Beranda / Ekonomi / Barter Komoditas Jadi Siasat Jaga Surplus Perdagangan

Barter Komoditas Jadi Siasat Jaga Surplus Perdagangan

PravadaNews – Kementerian Perdagangan (Kemendag) menyiapkan skema barter komoditas dengan Filipina untuk menjaga kinerja ekspor di tengah pelemahan rupiah terhadap dolar Amerika Serikat.

Kebijakan ini dijalankan sebagai opsi mitigasi saat biaya transaksi berbasis valuta asing meningkat signifikan.

Menteri Perdagangan (Mendag), Budi Santoso (Busan), mengatakan skema barter bertujuan agar arus ekspor tidak sepenuhnya bergantung pada dolar AS. Opsi ini juga bagian dari strategi mempertahankan surplus perdagangan yang mulai menyempit secara kumulatif.

Baca Juga: Kementerian ESDM Konsolidasikan IUP Batubara

“Sekarang, kalau dikaitkan dengan ekspor, kita harus punya strategi.
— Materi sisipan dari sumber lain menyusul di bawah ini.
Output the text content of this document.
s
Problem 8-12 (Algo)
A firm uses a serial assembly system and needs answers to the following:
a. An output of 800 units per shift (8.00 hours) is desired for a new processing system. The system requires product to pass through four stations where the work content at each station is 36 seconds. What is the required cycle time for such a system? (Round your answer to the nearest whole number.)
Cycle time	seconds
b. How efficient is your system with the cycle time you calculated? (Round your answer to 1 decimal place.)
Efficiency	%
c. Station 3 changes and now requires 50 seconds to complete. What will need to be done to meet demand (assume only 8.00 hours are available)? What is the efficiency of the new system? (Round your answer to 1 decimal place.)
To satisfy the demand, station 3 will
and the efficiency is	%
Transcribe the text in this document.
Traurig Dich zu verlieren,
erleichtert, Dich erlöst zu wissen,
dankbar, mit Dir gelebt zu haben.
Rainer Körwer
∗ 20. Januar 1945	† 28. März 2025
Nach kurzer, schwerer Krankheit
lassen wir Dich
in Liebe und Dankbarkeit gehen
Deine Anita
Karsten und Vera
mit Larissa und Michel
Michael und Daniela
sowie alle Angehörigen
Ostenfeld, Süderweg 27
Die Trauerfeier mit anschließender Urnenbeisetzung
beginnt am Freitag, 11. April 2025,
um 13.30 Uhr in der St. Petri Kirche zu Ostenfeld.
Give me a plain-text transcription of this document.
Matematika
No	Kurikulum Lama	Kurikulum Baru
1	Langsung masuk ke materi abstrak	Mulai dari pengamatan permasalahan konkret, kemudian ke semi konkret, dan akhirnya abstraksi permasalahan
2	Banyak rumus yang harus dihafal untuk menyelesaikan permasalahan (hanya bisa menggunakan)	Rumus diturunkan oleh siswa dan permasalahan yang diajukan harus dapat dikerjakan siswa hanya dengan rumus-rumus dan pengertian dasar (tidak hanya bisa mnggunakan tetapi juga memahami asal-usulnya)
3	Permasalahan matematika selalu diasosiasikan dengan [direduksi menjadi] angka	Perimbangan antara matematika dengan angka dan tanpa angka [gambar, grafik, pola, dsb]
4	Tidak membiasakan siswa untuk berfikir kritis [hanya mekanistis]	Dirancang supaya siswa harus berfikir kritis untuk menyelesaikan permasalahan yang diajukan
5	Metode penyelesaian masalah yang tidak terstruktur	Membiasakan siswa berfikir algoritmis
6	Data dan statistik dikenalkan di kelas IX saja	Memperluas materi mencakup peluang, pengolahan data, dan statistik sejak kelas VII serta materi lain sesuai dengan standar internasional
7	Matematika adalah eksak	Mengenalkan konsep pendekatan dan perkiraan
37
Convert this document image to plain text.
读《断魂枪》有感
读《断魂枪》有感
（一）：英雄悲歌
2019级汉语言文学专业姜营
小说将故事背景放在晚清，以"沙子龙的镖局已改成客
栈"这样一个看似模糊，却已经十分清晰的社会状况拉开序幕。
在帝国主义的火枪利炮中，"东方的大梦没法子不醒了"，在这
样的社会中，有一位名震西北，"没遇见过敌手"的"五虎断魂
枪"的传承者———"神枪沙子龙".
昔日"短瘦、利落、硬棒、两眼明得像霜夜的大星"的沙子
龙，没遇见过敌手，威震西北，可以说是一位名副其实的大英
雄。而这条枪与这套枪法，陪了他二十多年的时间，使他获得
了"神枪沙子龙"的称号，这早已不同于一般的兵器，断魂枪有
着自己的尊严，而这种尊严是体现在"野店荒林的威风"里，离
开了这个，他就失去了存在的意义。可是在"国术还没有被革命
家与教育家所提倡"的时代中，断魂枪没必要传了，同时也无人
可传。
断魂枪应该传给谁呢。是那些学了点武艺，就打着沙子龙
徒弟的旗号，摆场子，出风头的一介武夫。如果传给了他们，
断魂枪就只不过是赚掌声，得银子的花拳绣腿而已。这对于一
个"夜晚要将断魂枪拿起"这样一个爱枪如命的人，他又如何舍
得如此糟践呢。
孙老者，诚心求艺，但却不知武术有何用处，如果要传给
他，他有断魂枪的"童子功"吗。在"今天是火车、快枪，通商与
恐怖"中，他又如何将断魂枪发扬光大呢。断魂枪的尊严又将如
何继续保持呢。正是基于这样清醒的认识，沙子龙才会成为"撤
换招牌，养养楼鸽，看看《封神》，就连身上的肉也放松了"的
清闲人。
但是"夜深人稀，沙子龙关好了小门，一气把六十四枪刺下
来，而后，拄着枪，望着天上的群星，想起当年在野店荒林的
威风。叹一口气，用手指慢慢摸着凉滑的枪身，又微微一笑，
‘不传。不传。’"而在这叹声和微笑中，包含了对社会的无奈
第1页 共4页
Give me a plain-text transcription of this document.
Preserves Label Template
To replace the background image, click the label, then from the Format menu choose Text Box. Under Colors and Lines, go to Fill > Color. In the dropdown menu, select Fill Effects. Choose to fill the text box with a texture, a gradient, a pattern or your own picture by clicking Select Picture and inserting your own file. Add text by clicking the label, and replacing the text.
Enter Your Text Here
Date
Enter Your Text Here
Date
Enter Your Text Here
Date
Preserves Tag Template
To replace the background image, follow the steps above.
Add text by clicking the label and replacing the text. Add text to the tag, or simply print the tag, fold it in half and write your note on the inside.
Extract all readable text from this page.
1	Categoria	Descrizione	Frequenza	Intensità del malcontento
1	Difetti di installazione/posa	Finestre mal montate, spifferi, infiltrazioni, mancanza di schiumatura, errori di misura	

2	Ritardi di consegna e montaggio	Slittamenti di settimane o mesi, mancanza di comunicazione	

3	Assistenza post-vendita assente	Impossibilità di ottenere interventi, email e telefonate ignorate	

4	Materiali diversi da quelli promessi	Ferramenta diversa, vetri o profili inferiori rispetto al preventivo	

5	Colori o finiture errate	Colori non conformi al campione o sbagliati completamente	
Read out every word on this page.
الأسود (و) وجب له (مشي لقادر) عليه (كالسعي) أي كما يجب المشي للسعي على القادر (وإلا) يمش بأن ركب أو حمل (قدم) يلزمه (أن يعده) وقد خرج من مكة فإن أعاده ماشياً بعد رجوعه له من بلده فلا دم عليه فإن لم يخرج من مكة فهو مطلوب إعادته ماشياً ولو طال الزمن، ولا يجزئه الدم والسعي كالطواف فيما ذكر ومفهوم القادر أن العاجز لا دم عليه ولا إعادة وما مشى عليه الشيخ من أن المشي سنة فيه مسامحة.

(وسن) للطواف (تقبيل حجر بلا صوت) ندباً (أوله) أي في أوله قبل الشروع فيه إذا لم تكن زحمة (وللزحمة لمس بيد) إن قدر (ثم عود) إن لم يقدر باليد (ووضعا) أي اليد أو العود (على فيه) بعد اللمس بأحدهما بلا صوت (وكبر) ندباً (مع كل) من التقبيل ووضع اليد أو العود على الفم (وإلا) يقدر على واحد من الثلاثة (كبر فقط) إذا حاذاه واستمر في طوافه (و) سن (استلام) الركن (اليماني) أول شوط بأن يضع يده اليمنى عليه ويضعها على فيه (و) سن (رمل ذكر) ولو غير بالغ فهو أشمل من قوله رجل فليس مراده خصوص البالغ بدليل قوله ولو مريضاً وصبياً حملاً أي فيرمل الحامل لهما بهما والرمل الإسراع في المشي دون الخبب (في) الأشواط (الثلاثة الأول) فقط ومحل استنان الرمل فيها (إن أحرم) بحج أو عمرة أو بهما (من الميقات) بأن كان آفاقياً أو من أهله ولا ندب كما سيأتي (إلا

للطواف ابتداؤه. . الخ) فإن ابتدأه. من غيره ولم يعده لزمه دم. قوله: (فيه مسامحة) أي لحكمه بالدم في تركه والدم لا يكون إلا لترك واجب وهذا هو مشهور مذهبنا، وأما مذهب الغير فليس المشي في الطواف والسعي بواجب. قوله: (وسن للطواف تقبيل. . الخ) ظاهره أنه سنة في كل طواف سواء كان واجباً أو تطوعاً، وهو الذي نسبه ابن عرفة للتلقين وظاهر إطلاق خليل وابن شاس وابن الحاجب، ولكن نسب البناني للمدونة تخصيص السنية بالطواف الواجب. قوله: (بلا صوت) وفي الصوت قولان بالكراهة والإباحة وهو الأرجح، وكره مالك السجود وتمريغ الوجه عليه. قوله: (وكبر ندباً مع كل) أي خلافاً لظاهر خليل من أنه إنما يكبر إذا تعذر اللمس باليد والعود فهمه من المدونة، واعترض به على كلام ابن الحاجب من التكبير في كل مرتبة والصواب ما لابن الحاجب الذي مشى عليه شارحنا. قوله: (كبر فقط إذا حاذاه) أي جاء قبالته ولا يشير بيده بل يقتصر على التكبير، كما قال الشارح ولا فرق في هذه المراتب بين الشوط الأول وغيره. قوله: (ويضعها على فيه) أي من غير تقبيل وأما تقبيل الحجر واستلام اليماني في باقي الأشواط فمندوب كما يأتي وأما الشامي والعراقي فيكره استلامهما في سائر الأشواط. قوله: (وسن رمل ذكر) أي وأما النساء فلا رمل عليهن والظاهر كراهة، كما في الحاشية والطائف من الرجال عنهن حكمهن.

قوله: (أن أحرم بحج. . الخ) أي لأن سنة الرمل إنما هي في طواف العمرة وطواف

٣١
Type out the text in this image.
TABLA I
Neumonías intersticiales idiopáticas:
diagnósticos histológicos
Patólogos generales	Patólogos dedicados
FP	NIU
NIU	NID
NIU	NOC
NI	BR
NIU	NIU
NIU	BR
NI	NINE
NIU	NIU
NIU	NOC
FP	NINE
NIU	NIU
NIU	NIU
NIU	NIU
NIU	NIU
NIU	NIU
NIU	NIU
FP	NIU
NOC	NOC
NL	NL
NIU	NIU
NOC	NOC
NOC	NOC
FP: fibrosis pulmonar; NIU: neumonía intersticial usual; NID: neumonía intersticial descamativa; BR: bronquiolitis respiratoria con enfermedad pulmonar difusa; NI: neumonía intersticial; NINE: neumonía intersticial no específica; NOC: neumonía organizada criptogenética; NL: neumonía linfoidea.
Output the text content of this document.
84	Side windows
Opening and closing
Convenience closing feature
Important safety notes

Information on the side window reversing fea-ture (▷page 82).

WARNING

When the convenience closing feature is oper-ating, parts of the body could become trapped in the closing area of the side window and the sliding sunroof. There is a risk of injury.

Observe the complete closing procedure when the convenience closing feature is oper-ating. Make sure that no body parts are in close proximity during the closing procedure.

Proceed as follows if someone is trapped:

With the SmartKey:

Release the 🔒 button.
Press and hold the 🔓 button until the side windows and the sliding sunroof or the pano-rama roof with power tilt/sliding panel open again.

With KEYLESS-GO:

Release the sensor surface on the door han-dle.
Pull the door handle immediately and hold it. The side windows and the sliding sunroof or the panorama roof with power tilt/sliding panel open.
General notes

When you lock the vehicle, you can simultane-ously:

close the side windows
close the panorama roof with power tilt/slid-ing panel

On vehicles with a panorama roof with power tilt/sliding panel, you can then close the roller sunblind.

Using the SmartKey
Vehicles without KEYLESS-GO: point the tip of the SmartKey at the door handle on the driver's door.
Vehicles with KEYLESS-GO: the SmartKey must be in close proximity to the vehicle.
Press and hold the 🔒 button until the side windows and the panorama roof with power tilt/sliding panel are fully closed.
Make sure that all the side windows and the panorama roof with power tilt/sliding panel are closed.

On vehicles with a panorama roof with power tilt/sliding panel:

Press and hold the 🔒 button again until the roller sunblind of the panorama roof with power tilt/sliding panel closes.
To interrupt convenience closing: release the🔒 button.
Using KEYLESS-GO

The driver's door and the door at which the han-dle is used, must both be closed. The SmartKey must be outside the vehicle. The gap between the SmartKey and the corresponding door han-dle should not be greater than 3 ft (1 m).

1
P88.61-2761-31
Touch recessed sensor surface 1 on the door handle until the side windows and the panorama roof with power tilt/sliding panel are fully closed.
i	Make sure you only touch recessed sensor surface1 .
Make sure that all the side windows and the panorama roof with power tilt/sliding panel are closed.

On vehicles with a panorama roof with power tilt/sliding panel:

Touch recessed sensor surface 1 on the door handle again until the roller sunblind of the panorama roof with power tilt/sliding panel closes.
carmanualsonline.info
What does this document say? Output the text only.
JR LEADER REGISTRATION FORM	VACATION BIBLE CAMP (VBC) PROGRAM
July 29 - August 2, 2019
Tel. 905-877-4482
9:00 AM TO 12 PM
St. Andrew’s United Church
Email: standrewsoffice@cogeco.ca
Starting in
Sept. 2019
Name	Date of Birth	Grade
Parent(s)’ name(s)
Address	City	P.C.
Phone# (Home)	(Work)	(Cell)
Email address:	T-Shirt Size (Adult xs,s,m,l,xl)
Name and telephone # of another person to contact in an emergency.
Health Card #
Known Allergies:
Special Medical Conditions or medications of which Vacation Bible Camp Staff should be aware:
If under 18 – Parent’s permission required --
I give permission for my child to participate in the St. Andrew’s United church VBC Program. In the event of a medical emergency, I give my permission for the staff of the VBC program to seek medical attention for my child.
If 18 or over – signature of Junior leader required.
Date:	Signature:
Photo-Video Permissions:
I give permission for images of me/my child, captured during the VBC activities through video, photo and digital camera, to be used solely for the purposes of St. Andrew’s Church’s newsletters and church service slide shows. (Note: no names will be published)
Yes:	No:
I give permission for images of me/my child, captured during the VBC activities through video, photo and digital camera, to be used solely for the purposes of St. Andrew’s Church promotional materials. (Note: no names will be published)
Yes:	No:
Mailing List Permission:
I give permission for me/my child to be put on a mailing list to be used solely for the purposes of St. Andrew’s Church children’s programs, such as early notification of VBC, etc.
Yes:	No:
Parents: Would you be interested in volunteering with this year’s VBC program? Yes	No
Kesempatan ekspor makin bagus, Januari–April naik 5,48 persen secara tahunan,” ujar Budi di Kantor Kemendag, Jakarta, dikutip Jumat (5/6/2026).

Rencana barter muncul setelah Budi bertemu pengusaha Filipina dalam forum ASEAN beberapa waktu lalu. Pelaku usaha selama ini, kata Busan, mengimpor produk Indonesia, sehingga kerja sama barter memiliki dasar perdagangan yang sudah berjalan.

Nilai tukar Filipina, ungkap Budi, juga sedang tertekan, sehingga mekanisme barter dinilai bisa menjadi solusi praktis. Kemendag telah menyiapkan pembeli dan menargetkan penandatanganan kontrak dengan buyer pada 12 Juni 2026.

“Kedua, ada alternatif misalnya pakai barter. Waktu acara ASEAN, kami ketemu salah satu pengusaha Filipina, dia impor barang kita selama ini,” kata Budi.

Selain itu, Budi menyebut perlunya memantau dampak pelemahan kurs terhadap importasi bahan baku dan pasokan kebutuhan pokok. Komunikasi dengan produsen terus dilakukan agar stok domestik tetap aman saat harga barang impor bergerak naik.

Di sisi lain, data Badan Pusat Statistik (BPS) menunjukkan neraca perdagangan Indonesia tetap surplus USD0,09 miliar pada April 2026. Surplus ini ditopang sektor nonmigas sebesar USD3,53 miliar, sementara sektor migas mengalami defisit USD3,44 miliar.

Secara kumulatif, BPS melaporkan neraca perdagangan Januari–April 2026 surplus USD5,64 miliar. Surplus nonmigas tercatat USD14,16 miliar, namun tertahan defisit migas USD8,52 miliar, lebih rendah dibanding periode sama 2025 yang mencapai USD11,07 miliar.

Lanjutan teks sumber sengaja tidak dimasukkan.